Quantification of transcript abundance for each species was obtained using the script from Trinity software. RSEM v1.3.3 [101] was set as quantification method and Bowtie2 as mapping tool [102] using –gene_trans_map to receive gene-level counts. Gene expression matrices for both species were built with the script [103], while low expression transcripts (< 10 read counts) were filtered out with the script. The command –highest_iso_only was used to retain the most highly expressed isoforms for each gene.

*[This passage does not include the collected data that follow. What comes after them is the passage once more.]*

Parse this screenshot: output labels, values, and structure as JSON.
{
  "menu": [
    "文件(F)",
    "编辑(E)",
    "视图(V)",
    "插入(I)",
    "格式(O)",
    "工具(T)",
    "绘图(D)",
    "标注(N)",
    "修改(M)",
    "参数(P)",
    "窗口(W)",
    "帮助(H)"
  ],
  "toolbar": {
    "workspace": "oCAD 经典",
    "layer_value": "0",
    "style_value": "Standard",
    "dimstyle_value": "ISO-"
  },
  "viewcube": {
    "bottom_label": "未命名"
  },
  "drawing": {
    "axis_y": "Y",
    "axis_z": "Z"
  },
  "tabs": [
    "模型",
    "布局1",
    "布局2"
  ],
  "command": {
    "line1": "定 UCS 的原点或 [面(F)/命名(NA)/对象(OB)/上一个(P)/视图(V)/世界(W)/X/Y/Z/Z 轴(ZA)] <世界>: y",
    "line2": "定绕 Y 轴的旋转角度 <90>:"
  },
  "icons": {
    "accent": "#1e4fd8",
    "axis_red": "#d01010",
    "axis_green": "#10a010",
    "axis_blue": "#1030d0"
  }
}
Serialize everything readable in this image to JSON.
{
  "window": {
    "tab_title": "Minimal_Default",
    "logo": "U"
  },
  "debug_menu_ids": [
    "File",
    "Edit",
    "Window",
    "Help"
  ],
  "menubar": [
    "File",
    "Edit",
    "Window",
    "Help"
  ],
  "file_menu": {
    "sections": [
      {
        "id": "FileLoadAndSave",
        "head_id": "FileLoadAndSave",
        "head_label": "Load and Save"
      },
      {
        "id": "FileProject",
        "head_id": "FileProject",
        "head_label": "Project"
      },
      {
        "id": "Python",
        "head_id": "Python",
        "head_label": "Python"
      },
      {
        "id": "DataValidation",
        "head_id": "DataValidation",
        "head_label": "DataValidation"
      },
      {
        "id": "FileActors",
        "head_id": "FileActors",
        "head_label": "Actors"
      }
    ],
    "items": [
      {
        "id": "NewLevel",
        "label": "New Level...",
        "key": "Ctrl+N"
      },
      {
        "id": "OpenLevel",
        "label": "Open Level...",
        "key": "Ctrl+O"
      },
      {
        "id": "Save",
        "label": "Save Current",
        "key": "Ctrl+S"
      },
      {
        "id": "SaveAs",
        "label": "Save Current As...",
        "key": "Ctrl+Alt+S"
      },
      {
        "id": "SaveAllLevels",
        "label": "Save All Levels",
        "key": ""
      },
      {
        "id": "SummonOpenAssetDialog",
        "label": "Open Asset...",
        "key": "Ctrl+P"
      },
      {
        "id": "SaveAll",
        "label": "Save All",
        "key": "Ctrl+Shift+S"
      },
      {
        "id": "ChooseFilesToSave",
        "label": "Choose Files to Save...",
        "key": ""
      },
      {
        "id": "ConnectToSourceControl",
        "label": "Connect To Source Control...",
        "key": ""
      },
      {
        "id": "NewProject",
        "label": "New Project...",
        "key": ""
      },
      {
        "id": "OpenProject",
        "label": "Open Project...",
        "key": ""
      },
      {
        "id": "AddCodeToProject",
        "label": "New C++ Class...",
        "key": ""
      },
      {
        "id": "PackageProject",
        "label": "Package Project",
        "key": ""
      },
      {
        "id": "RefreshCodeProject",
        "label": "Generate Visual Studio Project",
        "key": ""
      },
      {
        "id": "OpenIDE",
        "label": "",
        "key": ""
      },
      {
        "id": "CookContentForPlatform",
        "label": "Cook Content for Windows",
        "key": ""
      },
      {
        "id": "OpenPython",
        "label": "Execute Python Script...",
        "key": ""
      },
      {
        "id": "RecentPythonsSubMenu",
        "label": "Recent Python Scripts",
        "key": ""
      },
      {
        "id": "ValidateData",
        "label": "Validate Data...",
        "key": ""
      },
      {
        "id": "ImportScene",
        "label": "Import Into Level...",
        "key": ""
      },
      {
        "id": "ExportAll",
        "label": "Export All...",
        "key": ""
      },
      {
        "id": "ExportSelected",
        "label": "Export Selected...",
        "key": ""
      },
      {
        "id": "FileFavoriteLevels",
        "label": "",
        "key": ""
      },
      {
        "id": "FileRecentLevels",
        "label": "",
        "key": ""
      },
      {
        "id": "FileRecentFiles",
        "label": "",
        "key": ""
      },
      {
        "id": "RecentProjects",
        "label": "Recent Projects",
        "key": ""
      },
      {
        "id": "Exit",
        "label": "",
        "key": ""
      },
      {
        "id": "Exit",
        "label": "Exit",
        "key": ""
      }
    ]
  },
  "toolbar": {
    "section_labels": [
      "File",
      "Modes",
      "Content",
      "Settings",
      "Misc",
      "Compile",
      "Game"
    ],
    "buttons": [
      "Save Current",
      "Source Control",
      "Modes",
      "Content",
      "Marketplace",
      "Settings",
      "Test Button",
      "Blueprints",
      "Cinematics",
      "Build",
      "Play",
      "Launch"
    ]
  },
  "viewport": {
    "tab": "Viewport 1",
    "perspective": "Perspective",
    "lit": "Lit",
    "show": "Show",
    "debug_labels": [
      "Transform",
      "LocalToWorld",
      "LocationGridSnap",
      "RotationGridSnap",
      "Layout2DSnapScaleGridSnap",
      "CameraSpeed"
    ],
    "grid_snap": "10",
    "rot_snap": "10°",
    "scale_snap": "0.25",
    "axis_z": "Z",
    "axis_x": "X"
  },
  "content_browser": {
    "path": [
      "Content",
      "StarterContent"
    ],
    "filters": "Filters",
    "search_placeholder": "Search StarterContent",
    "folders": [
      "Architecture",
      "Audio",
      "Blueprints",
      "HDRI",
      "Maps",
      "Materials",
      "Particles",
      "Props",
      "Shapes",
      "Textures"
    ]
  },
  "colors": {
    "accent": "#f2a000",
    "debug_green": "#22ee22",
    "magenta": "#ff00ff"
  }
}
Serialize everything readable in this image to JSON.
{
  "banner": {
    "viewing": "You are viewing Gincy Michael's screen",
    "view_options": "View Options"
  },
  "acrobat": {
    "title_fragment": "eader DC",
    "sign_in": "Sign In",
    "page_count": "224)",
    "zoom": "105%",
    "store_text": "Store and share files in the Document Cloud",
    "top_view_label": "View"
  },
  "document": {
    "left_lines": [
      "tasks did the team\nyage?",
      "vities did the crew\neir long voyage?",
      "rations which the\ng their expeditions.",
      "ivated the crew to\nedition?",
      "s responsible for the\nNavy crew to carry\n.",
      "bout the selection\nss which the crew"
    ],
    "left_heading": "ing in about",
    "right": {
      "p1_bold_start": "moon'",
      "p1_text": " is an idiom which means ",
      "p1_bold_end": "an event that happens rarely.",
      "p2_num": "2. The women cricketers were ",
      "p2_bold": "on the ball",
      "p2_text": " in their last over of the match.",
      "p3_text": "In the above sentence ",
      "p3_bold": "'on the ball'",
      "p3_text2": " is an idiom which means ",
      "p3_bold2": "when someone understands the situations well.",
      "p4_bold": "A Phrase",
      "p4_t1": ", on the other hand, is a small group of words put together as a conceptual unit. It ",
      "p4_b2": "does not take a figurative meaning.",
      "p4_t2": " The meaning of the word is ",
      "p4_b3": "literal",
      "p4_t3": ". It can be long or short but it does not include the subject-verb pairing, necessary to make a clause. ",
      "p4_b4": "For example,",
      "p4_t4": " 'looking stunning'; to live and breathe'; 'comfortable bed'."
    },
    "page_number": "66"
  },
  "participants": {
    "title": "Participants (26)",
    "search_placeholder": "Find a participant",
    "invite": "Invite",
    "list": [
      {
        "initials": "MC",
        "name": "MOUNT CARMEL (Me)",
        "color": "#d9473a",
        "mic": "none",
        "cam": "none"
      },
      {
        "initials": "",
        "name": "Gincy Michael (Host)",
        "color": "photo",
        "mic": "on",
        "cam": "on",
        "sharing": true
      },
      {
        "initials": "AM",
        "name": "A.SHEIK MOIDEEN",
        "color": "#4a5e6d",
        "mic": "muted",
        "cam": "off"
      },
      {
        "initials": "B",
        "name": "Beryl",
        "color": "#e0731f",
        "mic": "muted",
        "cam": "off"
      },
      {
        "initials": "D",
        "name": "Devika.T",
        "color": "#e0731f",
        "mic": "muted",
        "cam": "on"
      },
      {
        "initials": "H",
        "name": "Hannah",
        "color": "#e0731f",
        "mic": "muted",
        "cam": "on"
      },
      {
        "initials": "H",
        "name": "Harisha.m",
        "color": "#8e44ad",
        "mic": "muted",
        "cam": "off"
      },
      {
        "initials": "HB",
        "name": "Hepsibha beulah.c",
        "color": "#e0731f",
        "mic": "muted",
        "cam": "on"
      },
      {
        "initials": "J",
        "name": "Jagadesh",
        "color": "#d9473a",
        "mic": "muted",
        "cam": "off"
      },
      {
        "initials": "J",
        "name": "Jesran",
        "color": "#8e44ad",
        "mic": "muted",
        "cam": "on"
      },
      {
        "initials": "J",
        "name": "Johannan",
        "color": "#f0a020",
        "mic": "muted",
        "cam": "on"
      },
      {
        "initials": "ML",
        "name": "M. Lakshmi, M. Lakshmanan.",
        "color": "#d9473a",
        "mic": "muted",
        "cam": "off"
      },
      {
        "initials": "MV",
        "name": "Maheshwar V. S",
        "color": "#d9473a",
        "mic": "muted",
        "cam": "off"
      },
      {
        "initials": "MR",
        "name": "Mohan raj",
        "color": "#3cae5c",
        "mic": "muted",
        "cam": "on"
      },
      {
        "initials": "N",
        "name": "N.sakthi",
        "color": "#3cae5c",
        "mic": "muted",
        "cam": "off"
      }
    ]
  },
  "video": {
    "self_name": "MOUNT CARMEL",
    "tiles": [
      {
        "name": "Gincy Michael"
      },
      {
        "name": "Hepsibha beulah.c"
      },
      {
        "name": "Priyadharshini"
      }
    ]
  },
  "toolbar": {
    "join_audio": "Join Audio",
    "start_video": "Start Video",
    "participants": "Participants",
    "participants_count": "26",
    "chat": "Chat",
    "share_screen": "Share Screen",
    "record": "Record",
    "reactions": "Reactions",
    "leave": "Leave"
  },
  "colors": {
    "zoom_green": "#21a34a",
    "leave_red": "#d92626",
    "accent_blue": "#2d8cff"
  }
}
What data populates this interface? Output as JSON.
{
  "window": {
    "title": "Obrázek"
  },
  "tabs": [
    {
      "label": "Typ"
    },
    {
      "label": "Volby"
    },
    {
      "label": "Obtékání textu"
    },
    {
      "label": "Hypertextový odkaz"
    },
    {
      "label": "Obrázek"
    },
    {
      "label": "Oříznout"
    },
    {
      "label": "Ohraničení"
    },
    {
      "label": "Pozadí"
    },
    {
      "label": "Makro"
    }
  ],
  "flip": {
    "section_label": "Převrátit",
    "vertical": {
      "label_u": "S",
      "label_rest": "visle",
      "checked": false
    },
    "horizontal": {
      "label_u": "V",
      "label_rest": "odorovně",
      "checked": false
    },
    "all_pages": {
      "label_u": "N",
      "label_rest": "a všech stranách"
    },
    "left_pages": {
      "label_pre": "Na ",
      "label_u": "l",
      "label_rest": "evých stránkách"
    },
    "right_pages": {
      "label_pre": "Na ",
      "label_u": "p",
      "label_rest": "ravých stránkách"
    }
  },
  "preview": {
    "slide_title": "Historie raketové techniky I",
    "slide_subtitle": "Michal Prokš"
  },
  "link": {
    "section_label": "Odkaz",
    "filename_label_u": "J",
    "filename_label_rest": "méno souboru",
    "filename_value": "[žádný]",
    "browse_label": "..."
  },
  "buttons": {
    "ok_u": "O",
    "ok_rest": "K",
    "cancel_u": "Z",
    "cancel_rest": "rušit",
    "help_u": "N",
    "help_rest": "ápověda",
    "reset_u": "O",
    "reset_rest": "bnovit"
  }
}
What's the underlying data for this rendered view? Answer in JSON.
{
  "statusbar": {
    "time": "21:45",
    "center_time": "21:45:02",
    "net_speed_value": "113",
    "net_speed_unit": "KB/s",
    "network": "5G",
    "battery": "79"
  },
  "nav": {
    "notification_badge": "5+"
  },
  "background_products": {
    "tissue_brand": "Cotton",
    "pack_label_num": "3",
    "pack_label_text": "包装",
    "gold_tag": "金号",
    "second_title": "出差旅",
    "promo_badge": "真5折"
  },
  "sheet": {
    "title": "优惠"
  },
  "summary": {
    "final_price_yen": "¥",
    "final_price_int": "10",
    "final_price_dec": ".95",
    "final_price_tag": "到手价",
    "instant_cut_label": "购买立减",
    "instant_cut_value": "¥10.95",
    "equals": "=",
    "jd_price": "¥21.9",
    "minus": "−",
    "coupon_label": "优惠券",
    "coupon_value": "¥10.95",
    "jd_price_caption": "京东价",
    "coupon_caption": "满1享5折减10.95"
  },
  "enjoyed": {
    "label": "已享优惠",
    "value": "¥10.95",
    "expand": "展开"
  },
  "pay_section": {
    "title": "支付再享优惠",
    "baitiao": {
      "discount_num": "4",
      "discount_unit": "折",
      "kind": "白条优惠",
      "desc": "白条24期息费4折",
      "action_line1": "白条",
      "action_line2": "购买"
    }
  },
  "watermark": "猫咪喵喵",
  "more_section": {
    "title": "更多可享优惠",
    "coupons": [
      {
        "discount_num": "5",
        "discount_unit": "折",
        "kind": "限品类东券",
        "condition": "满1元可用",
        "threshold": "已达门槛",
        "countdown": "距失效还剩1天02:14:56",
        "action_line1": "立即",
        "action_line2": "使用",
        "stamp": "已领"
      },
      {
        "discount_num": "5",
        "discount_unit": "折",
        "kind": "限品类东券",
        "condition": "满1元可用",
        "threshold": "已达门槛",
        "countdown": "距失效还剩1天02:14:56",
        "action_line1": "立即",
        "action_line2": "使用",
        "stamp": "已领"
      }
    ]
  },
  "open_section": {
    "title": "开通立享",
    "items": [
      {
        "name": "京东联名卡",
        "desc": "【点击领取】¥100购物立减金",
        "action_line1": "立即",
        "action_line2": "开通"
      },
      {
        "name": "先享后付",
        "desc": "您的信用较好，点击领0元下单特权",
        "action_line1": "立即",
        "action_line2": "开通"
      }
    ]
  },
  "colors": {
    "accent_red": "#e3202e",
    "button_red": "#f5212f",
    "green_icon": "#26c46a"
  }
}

To statistically evaluate differential gene expression, we used DESeq2-package v. 1.26.0 [104] in R with a Wald test statistic using the model design =  ~ brain_region + treatment to evaluate the expression differences for each treatment (Control; high CO2; warming; warming and high CO2) factoring in the different brain regions (Forebrain; Midbrain; Hindbrain). As brain regions show large differences in gene expression, further models were used (design =  ~ treatment) where each brain region was examined separately. Resulting outliers were examined using principal component analysis (PCA), and two individuals of A. leucosternon from the control condition were removed (Additional file 2: Figures S7-S8). For each species, pair-wise comparisons were computed by comparing environmental conditions to the control: control vs warming, control vs high CO2, and control vs warming and high CO2. We accepted a gene to be differentially expressed with an FDR p-adjusted value of 0.05 and an absolute log2fold change threshold of 0.3. Functional enrichment was performed using Fisher’s exact test by testing the resulting subsets of differentially expressed genes against all transcripts in the transcriptome using an FDR significance value of 0.05 in Omicsbox v. 1.3.